Il aura fallu 5 années de ténacité, de patience et de persévérance pour que Yves Suzanne fasse reconnaitre son travail de céramiste artiste et bénéficier du régime social des artistes (qui est plus avantageux fiscalement (faible cotisation) que celui des artisans). 
yves suzanne ceramique sevres
Jean Jacquinot, qui avait aussi refusé de ‘travestir’ son travail (en faisant par exemple de la sculpture céramique), a dû aussi lutter juridiquement pour obtenir l’accès au régime social des artistes. André Pelt lui a aussi dénoncer ‘la misère discrète des Artistes-Potiers en France’ par une lettre adressée au Ministre de la Culture Jack Lang. 

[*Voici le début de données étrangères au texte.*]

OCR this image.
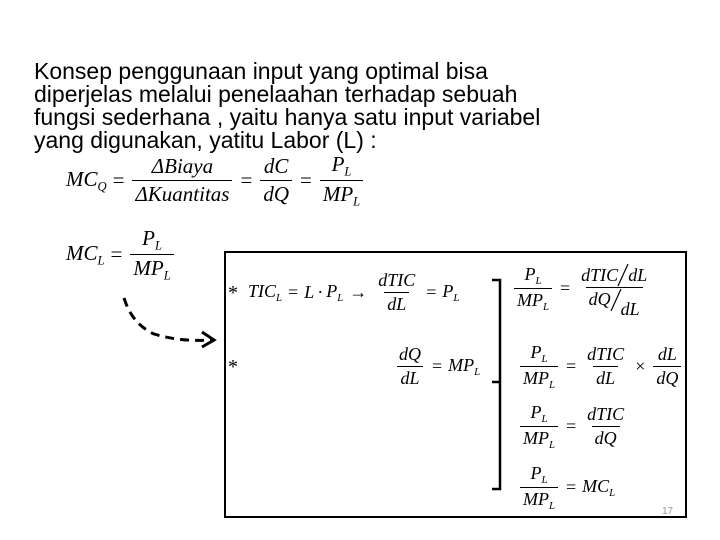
Konsep penggunaan input yang optimal bisa
diperjelas melalui penelaahan terhadap sebuah
fungsi sederhana , yaitu hanya satu input variabel
yang digunakan, yatitu Labor (L) :
$MC_Q = \frac{\text{ΔBiaya}}{\text{ΔKuantitas}} = \frac{dC}{dQ} = \frac{P_L}{MP_L}$
$MC_L = \frac{P_L}{MP_L}$
*
*
$TIC_L = L \cdot P_L \to \frac{\text{dTIC}}{dL} = P_L$
$\frac{dQ}{dL} = MP_L$
$\frac{P_L}{MP_L} = \frac{\text{dTIC dL}}{\text{dQ dL}}$
$\frac{P_L}{MP_L} = \frac{\text{dTIC}}{dL} \times \frac{dL}{dQ}$
$\frac{P_L}{MP_L} = \frac{\text{dTIC}}{dQ}$
$\frac{P_L}{MP_L} = MC_L$
17
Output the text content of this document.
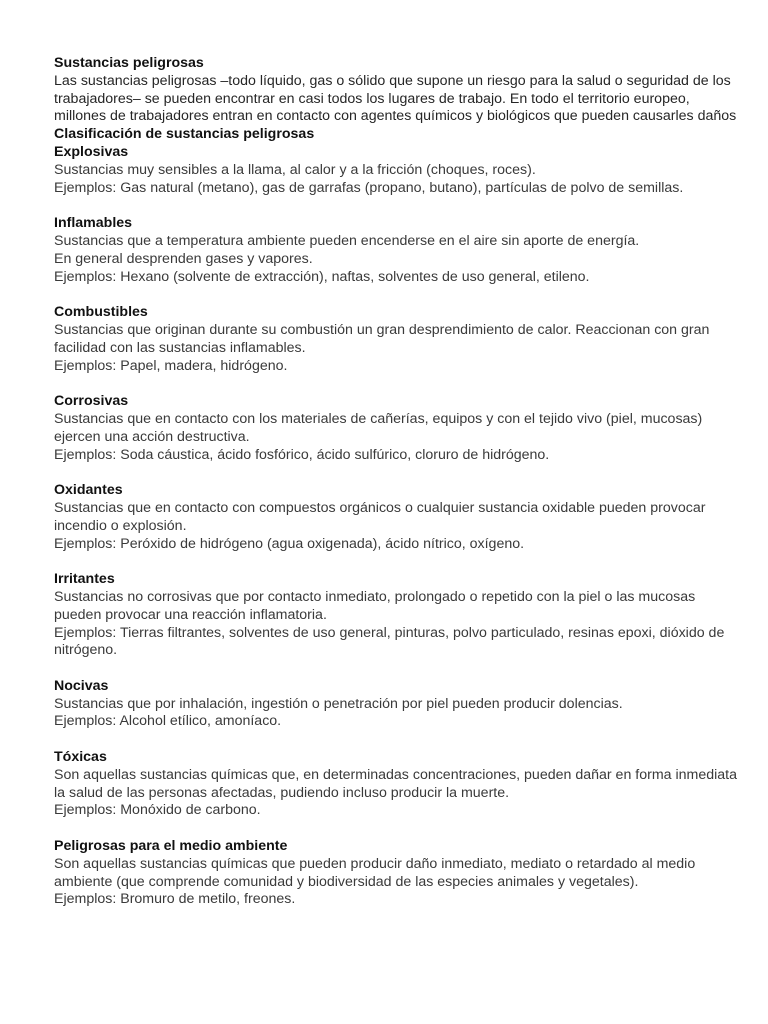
Sustancias peligrosas
Las sustancias peligrosas –todo líquido, gas o sólido que supone un riesgo para la salud o seguridad de los trabajadores– se pueden encontrar en casi todos los lugares de trabajo. En todo el territorio europeo, millones de trabajadores entran en contacto con agentes químicos y biológicos que pueden causarles daños
Clasificación de sustancias peligrosas
Explosivas
Sustancias muy sensibles a la llama, al calor y a la fricción (choques, roces).
Ejemplos: Gas natural (metano), gas de garrafas (propano, butano), partículas de polvo de semillas.
Inflamables
Sustancias que a temperatura ambiente pueden encenderse en el aire sin aporte de energía.
En general desprenden gases y vapores.
Ejemplos: Hexano (solvente de extracción), naftas, solventes de uso general, etileno.
Combustibles
Sustancias que originan durante su combustión un gran desprendimiento de calor. Reaccionan con gran facilidad con las sustancias inflamables.
Ejemplos: Papel, madera, hidrógeno.
Corrosivas
Sustancias que en contacto con los materiales de cañerías, equipos y con el tejido vivo (piel, mucosas) ejercen una acción destructiva.
Ejemplos: Soda cáustica, ácido fosfórico, ácido sulfúrico, cloruro de hidrógeno.
Oxidantes
Sustancias que en contacto con compuestos orgánicos o cualquier sustancia oxidable pueden provocar incendio o explosión.
Ejemplos: Peróxido de hidrógeno (agua oxigenada), ácido nítrico, oxígeno.
Irritantes
Sustancias no corrosivas que por contacto inmediato, prolongado o repetido con la piel o las mucosas pueden provocar una reacción inflamatoria.
Ejemplos: Tierras filtrantes, solventes de uso general, pinturas, polvo particulado, resinas epoxi, dióxido de nitrógeno.
Nocivas
Sustancias que por inhalación, ingestión o penetración por piel pueden producir dolencias.
Ejemplos: Alcohol etílico, amoníaco.
Tóxicas
Son aquellas sustancias químicas que, en determinadas concentraciones, pueden dañar en forma inmediata la salud de las personas afectadas, pudiendo incluso producir la muerte.
Ejemplos: Monóxido de carbono.
Peligrosas para el medio ambiente
Son aquellas sustancias químicas que pueden producir daño inmediato, mediato o retardado al medio ambiente (que comprende comunidad y biodiversidad de las especies animales y vegetales).
Ejemplos: Bromuro de metilo, freones.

Président de la Chambre Syndicale des Céramistes et des Ateliers d’Art de 1971 à 1991, Jacques Blin a lutté pour défendre et améliorer le statut des métiers d’art. Dans la continuité, le combat se poursuit mené par la Fondation des Ateliers d’Art.

Maudit soit le sort administratif de celui qui fait des pots en terre et qui n’en fait pas fortune auprès de la Maison des Artistes, car il devra justifier professionnellement de sa qualité d’artiste. Cela explique peut-être que la période céramique de Yves Suzanne soit limitée de 1975 à 1989.

Période durant laquelle, les trois coupes de Yves présentées à l’exposition à Faenza (Italie) en 1984 ont été primés. Parmi les diverses expositions, citons ‘Présence de Forme’ en 1984 à Les Angles (30400) avec Christine Fabre, Charles Hair, Jean-Pierre Michel, François Lanusé
A Saint Amand-en- Puisaye, plusieurs années consécutives, le céramiste engagé a organisé des cuissons communes au bois dans un four couché de 75 ml du XVIIIe siècle. 

Son œuvre est référencée et présente dans la collection du musée nationale de céramique de Sèvres.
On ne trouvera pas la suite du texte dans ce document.